Personal responsibility. Everybody wants to put the responsibility on the Democrats or the Republicans or as I did yesterday, the Fed. But you know what? Personal responsibility, did I take out too much, did I do too much, should I have done that. Own up to your own things because that's the only way you'll change things. It's okay if you make mistakes. Everybody makes mistakes. It humbles us, and if we're honest with each other and honest with ourselves, we become stronger.—Glenn BeckAt first glance Beck's admonition that everyone be personally responsible for his or her actions seems laudable. Everyone should take responsibility for what he or she has done, humbly accepting credit when a noble act is performed, and shamefully receiving retribution when a moral or legal offense is committed against God, neighbor, or nation. It just sounds so good that nothing could be critically said. Right? Wrong!
Personal accountability for all of one's acts underlies the whole gospel plan and is the natural outgrowth of the law of free agency. Without such personal responsibility free agency could not operate, for neither rewards nor punishments would follow the exercise of agency. And if there were no rewards or punishments, there would be no salvation or damnation, and so the whole plan of salvation would vanish away. (2 Ne. 2:11-16.) But contrary to the false doctrine which denies personal responsibility for sin, and says instead that men are predestined to salvation or damnation, the Lord has said that men will be punished for their own sins (Second Article of Faith; Articles of Faith, pp. 52-73), and that they will be judged according to the deeds done in the flesh. (Rev. 20:12.)—Bruce McConkie, Mormon Doctrine, 15.
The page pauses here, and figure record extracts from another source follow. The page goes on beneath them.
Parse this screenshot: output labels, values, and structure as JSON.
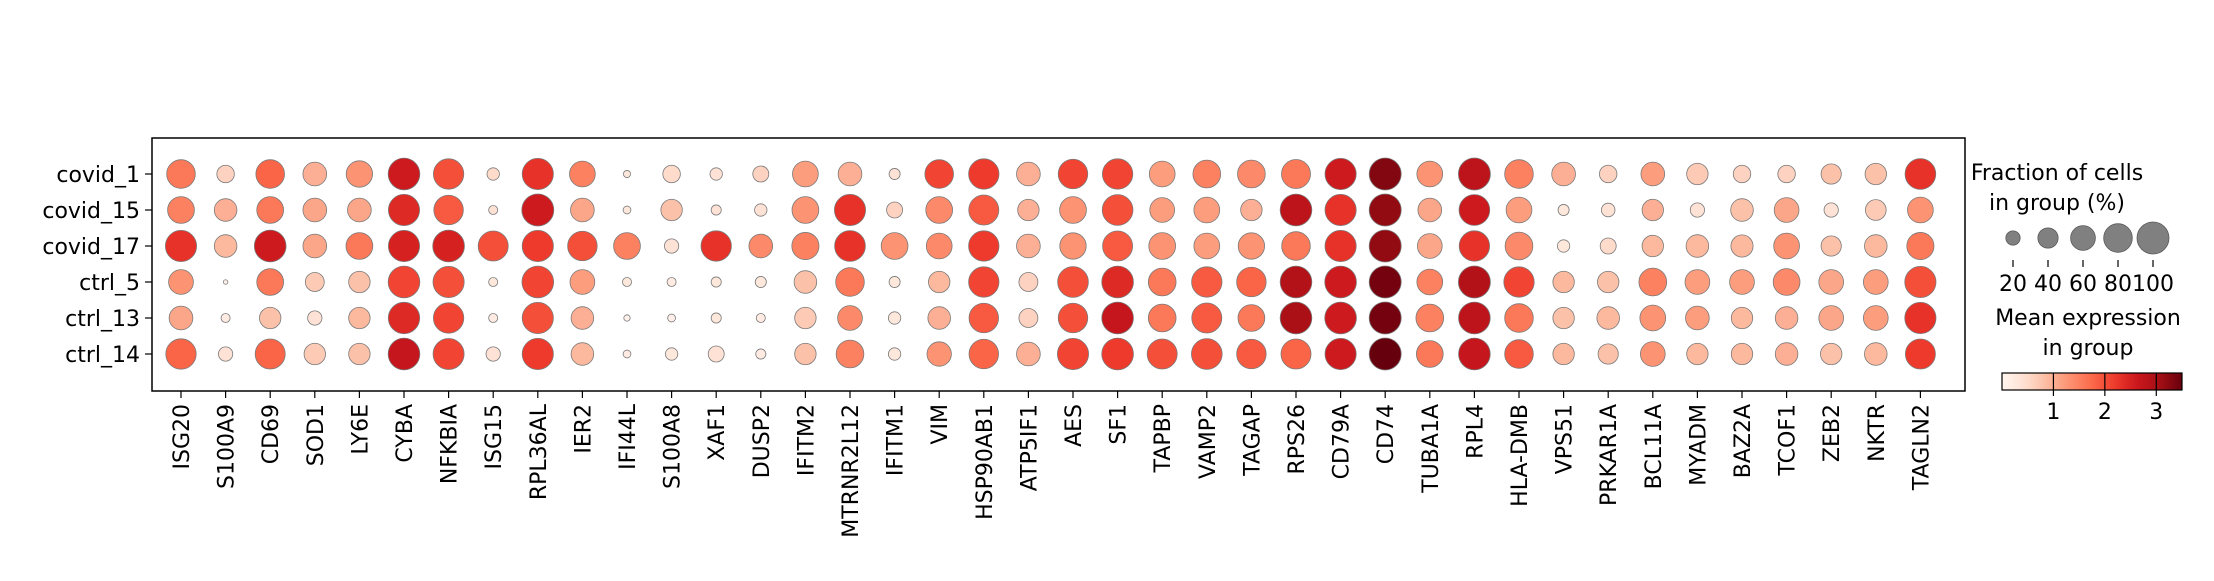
{
  "chart_data": {
    "type": "dotplot",
    "rows": [
      "covid_1",
      "covid_15",
      "covid_17",
      "ctrl_5",
      "ctrl_13",
      "ctrl_14"
    ],
    "columns": [
      "ISG20",
      "S100A9",
      "CD69",
      "SOD1",
      "LY6E",
      "CYBA",
      "NFKBIA",
      "ISG15",
      "RPL36AL",
      "IER2",
      "IFI44L",
      "S100A8",
      "XAF1",
      "DUSP2",
      "IFITM2",
      "MTRNR2L12",
      "IFITM1",
      "VIM",
      "HSP90AB1",
      "ATP5IF1",
      "AES",
      "SF1",
      "TAPBP",
      "VAMP2",
      "TAGAP",
      "RPS26",
      "CD79A",
      "CD74",
      "TUBA1A",
      "RPL4",
      "HLA-DMB",
      "VPS51",
      "PRKAR1A",
      "BCL11A",
      "MYADM",
      "BAZ2A",
      "TCOF1",
      "ZEB2",
      "NKTR",
      "TAGLN2"
    ],
    "fraction_pct": [
      [
        80,
        30,
        80,
        55,
        68,
        98,
        90,
        15,
        95,
        65,
        5,
        30,
        15,
        25,
        65,
        55,
        12,
        80,
        90,
        55,
        85,
        90,
        65,
        75,
        75,
        82,
        95,
        100,
        65,
        100,
        80,
        55,
        30,
        55,
        45,
        30,
        30,
        40,
        45,
        92
      ],
      [
        70,
        50,
        70,
        55,
        55,
        95,
        85,
        8,
        100,
        55,
        6,
        45,
        10,
        15,
        70,
        95,
        25,
        70,
        88,
        45,
        70,
        92,
        60,
        65,
        45,
        98,
        95,
        100,
        55,
        92,
        65,
        12,
        18,
        45,
        20,
        50,
        60,
        20,
        42,
        65
      ],
      [
        95,
        50,
        98,
        55,
        70,
        95,
        98,
        88,
        95,
        85,
        70,
        20,
        90,
        55,
        72,
        92,
        70,
        65,
        90,
        55,
        68,
        88,
        70,
        65,
        68,
        80,
        95,
        100,
        60,
        90,
        75,
        15,
        25,
        45,
        50,
        48,
        65,
        40,
        50,
        72
      ],
      [
        60,
        2,
        70,
        35,
        45,
        98,
        95,
        8,
        98,
        60,
        8,
        8,
        10,
        12,
        50,
        80,
        12,
        45,
        90,
        35,
        92,
        98,
        75,
        90,
        85,
        98,
        98,
        100,
        65,
        100,
        90,
        45,
        45,
        75,
        60,
        60,
        70,
        60,
        60,
        95
      ],
      [
        55,
        8,
        45,
        20,
        45,
        96,
        90,
        8,
        95,
        50,
        4,
        6,
        10,
        8,
        45,
        60,
        15,
        50,
        85,
        35,
        85,
        98,
        75,
        88,
        70,
        98,
        98,
        100,
        75,
        98,
        80,
        45,
        50,
        65,
        55,
        45,
        50,
        60,
        60,
        95
      ],
      [
        90,
        20,
        88,
        45,
        45,
        98,
        94,
        20,
        95,
        50,
        6,
        15,
        25,
        10,
        45,
        75,
        15,
        58,
        85,
        55,
        95,
        98,
        88,
        92,
        85,
        88,
        95,
        100,
        70,
        98,
        80,
        45,
        40,
        60,
        45,
        45,
        50,
        45,
        50,
        88
      ]
    ],
    "mean_expression": [
      [
        1.6,
        0.6,
        1.8,
        1.0,
        1.3,
        2.6,
        2.0,
        0.5,
        2.3,
        1.5,
        0.3,
        0.5,
        0.4,
        0.6,
        1.2,
        1.0,
        0.4,
        2.1,
        2.2,
        1.0,
        2.1,
        2.1,
        1.2,
        1.5,
        1.4,
        1.6,
        2.6,
        3.3,
        1.3,
        2.8,
        1.5,
        1.0,
        0.6,
        1.2,
        0.7,
        0.6,
        0.6,
        0.8,
        0.8,
        2.3
      ],
      [
        1.5,
        1.0,
        1.6,
        1.1,
        1.1,
        2.4,
        1.9,
        0.4,
        2.6,
        1.1,
        0.3,
        0.8,
        0.4,
        0.4,
        1.3,
        2.3,
        0.6,
        1.4,
        1.9,
        1.0,
        1.3,
        2.0,
        1.2,
        1.2,
        1.0,
        2.8,
        2.3,
        3.2,
        1.1,
        2.6,
        1.2,
        0.3,
        0.4,
        1.0,
        0.4,
        0.8,
        1.1,
        0.4,
        0.7,
        1.3
      ],
      [
        2.3,
        0.9,
        2.6,
        1.1,
        1.6,
        2.5,
        2.5,
        2.0,
        2.2,
        2.0,
        1.5,
        0.4,
        2.3,
        1.4,
        1.5,
        2.3,
        1.3,
        1.4,
        2.2,
        1.0,
        1.3,
        1.9,
        1.3,
        1.2,
        1.3,
        1.6,
        2.3,
        3.2,
        1.1,
        2.3,
        1.4,
        0.3,
        0.5,
        0.9,
        0.9,
        0.9,
        1.3,
        0.8,
        0.9,
        1.6
      ],
      [
        1.3,
        0.1,
        1.6,
        0.7,
        0.8,
        2.1,
        2.0,
        0.3,
        2.1,
        1.2,
        0.3,
        0.2,
        0.3,
        0.3,
        0.8,
        1.6,
        0.3,
        0.9,
        2.1,
        0.6,
        2.0,
        2.4,
        1.6,
        1.9,
        1.8,
        2.9,
        2.6,
        3.4,
        1.5,
        2.9,
        2.1,
        0.9,
        0.8,
        1.5,
        1.2,
        1.2,
        1.4,
        1.1,
        1.2,
        2.0
      ],
      [
        1.1,
        0.2,
        0.8,
        0.4,
        0.9,
        2.4,
        2.1,
        0.2,
        2.0,
        1.0,
        0.1,
        0.1,
        0.3,
        0.2,
        0.7,
        1.4,
        0.3,
        1.0,
        1.9,
        0.6,
        2.0,
        2.7,
        1.6,
        1.9,
        1.6,
        3.0,
        2.6,
        3.4,
        1.5,
        2.8,
        1.6,
        0.8,
        0.9,
        1.3,
        1.2,
        0.9,
        1.0,
        1.1,
        1.2,
        2.3
      ],
      [
        1.8,
        0.4,
        1.8,
        0.7,
        0.8,
        2.7,
        2.1,
        0.4,
        2.2,
        0.9,
        0.2,
        0.3,
        0.4,
        0.2,
        0.8,
        1.5,
        0.3,
        1.3,
        1.8,
        1.0,
        2.1,
        2.2,
        2.0,
        2.0,
        1.9,
        1.8,
        2.6,
        3.5,
        1.6,
        2.7,
        1.9,
        0.9,
        0.8,
        1.3,
        0.9,
        0.9,
        1.0,
        0.8,
        0.9,
        2.2
      ]
    ],
    "size_legend": {
      "title": [
        "Fraction of cells",
        "in group (%)"
      ],
      "values": [
        20,
        40,
        60,
        80,
        100
      ],
      "labels": [
        "20",
        "40",
        "60",
        "80",
        "100"
      ]
    },
    "color_legend": {
      "title": [
        "Mean expression",
        "in group"
      ],
      "colormap": "Reds",
      "vmin": 0,
      "vmax": 3.5,
      "ticks": [
        1,
        2,
        3
      ],
      "tick_labels": [
        "1",
        "2",
        "3"
      ]
    }
  }
}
A second major flaw in Beck's notion of personal responsibility lies in the fact that, as pointed out before, the Mormon worldview is relative. There are no absolutes in Mormonism, simply because there is no transcendent object upon which to base them. The "god" of Mormonism does not, nor cannot, exist, due to the contingent nature which Mormons subscribe to in formulating their theology. Hence, whatever moral or ethical decision the Mormon might make is purely subjective. He may be correct in judging one moral or ethical act to be right or wrong, but if pressed on the issue as to why he arrived at such a decision, ultimately that decision amounts to nothing more than personal preference. And personal preferences are a dime-a-dozen, and mean absolutely nothing when determining right from wrong, truth from error, black from white. That's why Beck and his Mormonism falls into the same camp as those he regularly criticizes, namely Obama and the Democrats, because their worldview is as relative as his! Therefore, it is hypocritical of him to be criticizing them, or anything else for that matter.
Finally, Beck's comments about making mistakes and becoming stronger by them through humble admittance are asinine. In a relative world, where there are no absolutes, there are no mistakes, because there is nothing objective upon which judge them. What one has is chaos and eventually mob rule, both of which our world is seeing more of everyday. Brute power and tyrannical rule eventually come to fruition, as more and more people clamor for someone to step in and bring order. Why? Because even though human beings are in a state of rebellion against God, they still possess the image of God within them, and God is a God of order. Mankind cannot survive in a relatively prescribed world. It must have order, otherwise it will destroy itself. That's why Glenn Beck's principles and values are antithetical to what he claims them to be, because if implemented they would only hasten the destruction of society. They would not bring healing or direction.
As noted in all of the previous criticisms the whole idea of personal responsibility as advocated by Glenn Beck is nonsense. It is born out of the nonsense of Mormonism, and ultimately contributes to society's problems. If personal responsibility is to be upheld as a virtue, then it must take into account what God has to say on the subject, and that starts with man's fall into sin, the sin nature passed on to all human beings, and God's ultimate solution to the problem. Glenn Beck and his Mormonism rejects those starting points, and hence he should be rejected as offering anything of value when discussing personal responsibility, because it means nothing more than his personal, nonsensical opinion.